Résumé and major fit

In 2013, UT transitioned in their admissions process. Before, the résumé and each essay received separate scores from 1-6. An applicant could be given a possible 18 points. Admissions reviewed writing ability separate from accomplishments outside of the classroom.

Now, they effectively receive one score on the same 1-6 scale. Admissions reviewers must decide whether the applicant is a good fit for the university and their major and award them points accordingly. There are no separate résumé and essay scores, but a process more in-line with most selective systems like the University of California or the Ivy League.  

Now, the personal statement Essay C, introduced in 2013, is one important way that admissions now reviews applicants for fit. The résumé is equally important. They must work together.

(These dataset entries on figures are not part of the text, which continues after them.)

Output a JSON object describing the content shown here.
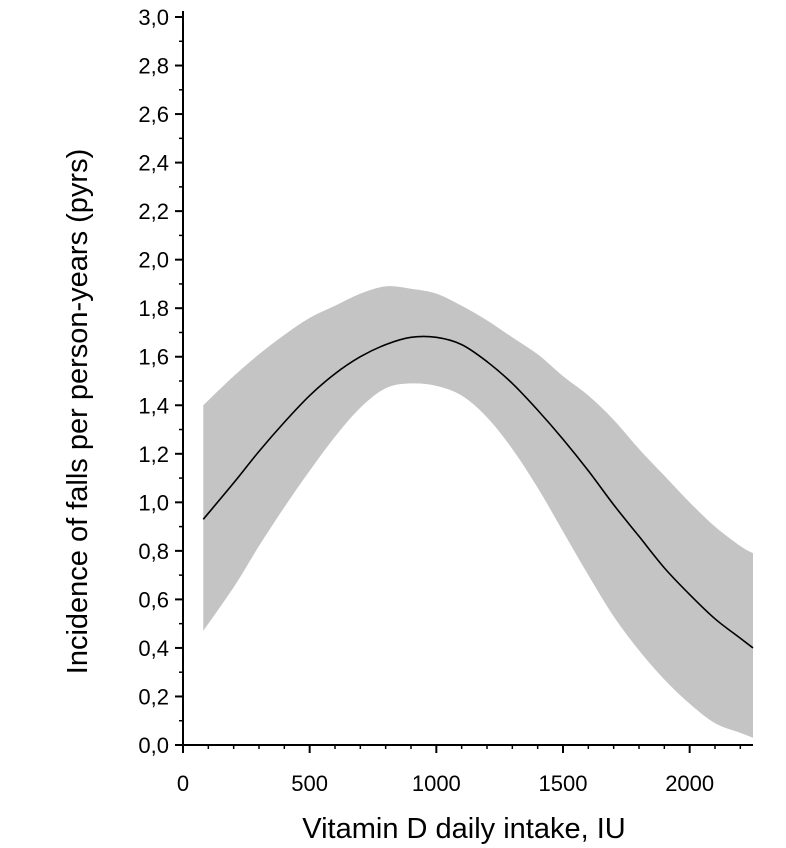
{
  "chart_data": {
    "type": "line",
    "title": "",
    "xlabel": "Vitamin D daily intake, IU",
    "ylabel": "Incidence of falls per person-years (pyrs)",
    "xlim": [
      0,
      2250
    ],
    "ylim": [
      0,
      3.0
    ],
    "x_ticks": [
      0,
      500,
      1000,
      1500,
      2000
    ],
    "x_tick_labels": [
      "0",
      "500",
      "1000",
      "1500",
      "2000"
    ],
    "y_ticks": [
      0,
      0.2,
      0.4,
      0.6,
      0.8,
      1.0,
      1.2,
      1.4,
      1.6,
      1.8,
      2.0,
      2.2,
      2.4,
      2.6,
      2.8,
      3.0
    ],
    "y_tick_labels": [
      "0,0",
      "0,2",
      "0,4",
      "0,6",
      "0,8",
      "1,0",
      "1,2",
      "1,4",
      "1,6",
      "1,8",
      "2,0",
      "2,2",
      "2,4",
      "2,6",
      "2,8",
      "3,0"
    ],
    "grid": false,
    "legend": "none",
    "series": [
      {
        "x": [
          80,
          200,
          300,
          400,
          500,
          600,
          700,
          800,
          900,
          1000,
          1100,
          1200,
          1300,
          1400,
          1500,
          1600,
          1700,
          1800,
          1900,
          2000,
          2100,
          2200,
          2250
        ],
        "values": [
          0.93,
          1.08,
          1.21,
          1.33,
          1.44,
          1.53,
          1.6,
          1.65,
          1.68,
          1.68,
          1.65,
          1.58,
          1.49,
          1.38,
          1.26,
          1.13,
          0.99,
          0.86,
          0.73,
          0.62,
          0.52,
          0.44,
          0.4
        ],
        "color": "#000000"
      }
    ],
    "confidence_band": {
      "x": [
        80,
        200,
        300,
        400,
        500,
        600,
        700,
        800,
        900,
        1000,
        1100,
        1200,
        1300,
        1400,
        1500,
        1600,
        1700,
        1800,
        1900,
        2000,
        2100,
        2200,
        2250
      ],
      "lower": [
        0.47,
        0.65,
        0.82,
        0.98,
        1.13,
        1.27,
        1.39,
        1.47,
        1.49,
        1.48,
        1.44,
        1.35,
        1.22,
        1.06,
        0.88,
        0.7,
        0.53,
        0.39,
        0.27,
        0.17,
        0.09,
        0.05,
        0.03
      ],
      "upper": [
        1.4,
        1.52,
        1.61,
        1.69,
        1.76,
        1.81,
        1.86,
        1.89,
        1.88,
        1.86,
        1.81,
        1.75,
        1.68,
        1.61,
        1.52,
        1.44,
        1.34,
        1.22,
        1.11,
        1.0,
        0.9,
        0.82,
        0.79
      ],
      "color": "#c4c4c4"
    },
    "axis_color": "#000000",
    "background": "#ffffff"
  }
}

How do you demonstrate fit for your major? What does fit even mean?

Simply, if you are interested in government, neuroscience, architecture, engineering, and so on, what experiences do you have inside and outside of the classroom that informs your decision? Can you prove to reviewers that you have the skills, curiosity, and passion required to be a successful student?

Let’s take a popular example: computer science. Application numbers to CS have soared over the years, and it continues to be one of UT’s most impacted major. Many qualified applicants are turned away. UT isn’t just looking for strong test scores and grades, but an aptitude for success in a demanding and creative discipline

When reviewing your file, admissions looks for evidence that you took AP computer science or a programming course, learn programming languages in your spare time, or help friends and family troubleshoot their computing systems. An applicant with great academics but little record of demonstrated interest in CS will likely not find success in the process, especially given the high competition of the applicant pool.

Regardless of your major, your résumé should function as an argument for why you deserve your major. Your résumé is not just a list of accomplishments. It should tell a story of how UT can further your goals and continue building interests cultivated in high school and before. Especially if your academics are below average for the typical applicant, building a résumé that screams “I live and breathe computer science!” is the single best way to elevate your application above the rest of the pool. Integrating a powerful résumé with compelling essays produce the best applications.